In Italia sono milioni gli uccelli selvatici che ogni anno sono uccisi dal bracconaggio. A fare una stima precisa è la LIPU che denuncia diversi fenomeni illegali in diverse parti del Paese. A finire vittima dei bracconieri anche moltissime specie protette e a rischio estinzione.
È ancora largamente esteso il fenomeno di bracconaggio in Italia. Sono oltre 5 milioni gli uccelli che ogni anno muoiono da un capo all’altro del Paese. Tante le specie a rischio estinzione che finiscono nel mirino dei bracconieri non curanti delle leggi a tutela di questi esemplari. A consegnare la drammatica stima è la Lega Italiana Protezione Uccelli (LIPU).
Una legge, entrata in vigore nel febbraio del 1992, stabilisce il bracconaggio come attività illegale. “La fauna selvatica è patrimonio indisponibile dello Stato ed è tutelata nell’interesse della comunità nazionale ed internazionale. Lo Stato adotta le misure necessarie per mantenere o adeguare le popolazioni di tutte le specie di uccelli“; ma questo non sembra colpire i bracconieri.
Il bracconaggio in Italia
Come recita ancora la legge del 1992: “L’esercizio dell’attività venatoria è consentito purché non contrasti con l’esigenza di conservazione della fauna“. Inoltre, solo in Italia esistono ben 98 specie di uccelli a rischio estinzione per le quali sono previste misure di tutela ancora più specifiche. Ma, nonostante questi volatili non potrebbero essere né catturati né uccisi, il bracconaggio sembra una piaga che non si arresta in tutto il Paese. A finire nel mirino dei bracconieri uccelli canori (merli o allodole) catturati per essere utilizzati come richiami vivi nella caccia di altri animali.
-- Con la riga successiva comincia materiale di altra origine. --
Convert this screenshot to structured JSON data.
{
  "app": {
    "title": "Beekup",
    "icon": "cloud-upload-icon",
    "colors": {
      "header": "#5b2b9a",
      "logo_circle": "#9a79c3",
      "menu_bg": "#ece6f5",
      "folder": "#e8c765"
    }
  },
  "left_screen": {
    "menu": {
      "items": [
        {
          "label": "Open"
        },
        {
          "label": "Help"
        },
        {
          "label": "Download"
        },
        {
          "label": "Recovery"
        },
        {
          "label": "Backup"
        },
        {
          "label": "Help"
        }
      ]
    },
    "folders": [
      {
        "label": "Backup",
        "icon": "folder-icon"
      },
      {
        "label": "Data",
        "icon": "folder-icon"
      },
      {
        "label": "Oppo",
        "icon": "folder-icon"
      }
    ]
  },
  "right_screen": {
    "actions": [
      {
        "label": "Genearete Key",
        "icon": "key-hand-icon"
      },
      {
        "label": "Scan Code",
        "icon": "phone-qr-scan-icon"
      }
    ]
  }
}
Catturati anche i rapaci (gufi o falchi) per i quali spesso la fine è quella di un macabro trofeo di caccia. Esercizio sportivo è, invece, la caccia alla rondine; uccelli veloci e difficili da colpire mettono alla prova i più spietati cacciatori.
E vittime del bracconaggio anche specie molto rare; persino quei volatili per i quali la Comunità Europea finanzia progetti di ripopolamento. Per fare un esempio, tra le vittime anche l’Ibis Eremita che, ad oggi, è tra le principali specie protette cacciate in Italia. Gli uccelli che cadono nel mirino dei bracconieri si trovano in tutto il Paese, ma esistono aree in cui il fenomeno appare più esteso. Come avrebbe individuato la LIPU: le Prealpi lombardo-venete, il Delta del Po, le coste pugliesi, le coste pontino-campane, lo Stretto di Messina, la Sicilia occidentale e la Sardegna meridionale sarebbero i luoghi nei quali si stima il 50% delle vittime. Ad essere terrificanti sono anche le pratiche connesse alle uccisioni. Allodole accecate, pettirossi appesi a testa in giù con le ossa rotte o tordi strozzati da lacci di plastica sottili. Sofferenze indicibili contro le quali gli animalisti non smettono di battersi.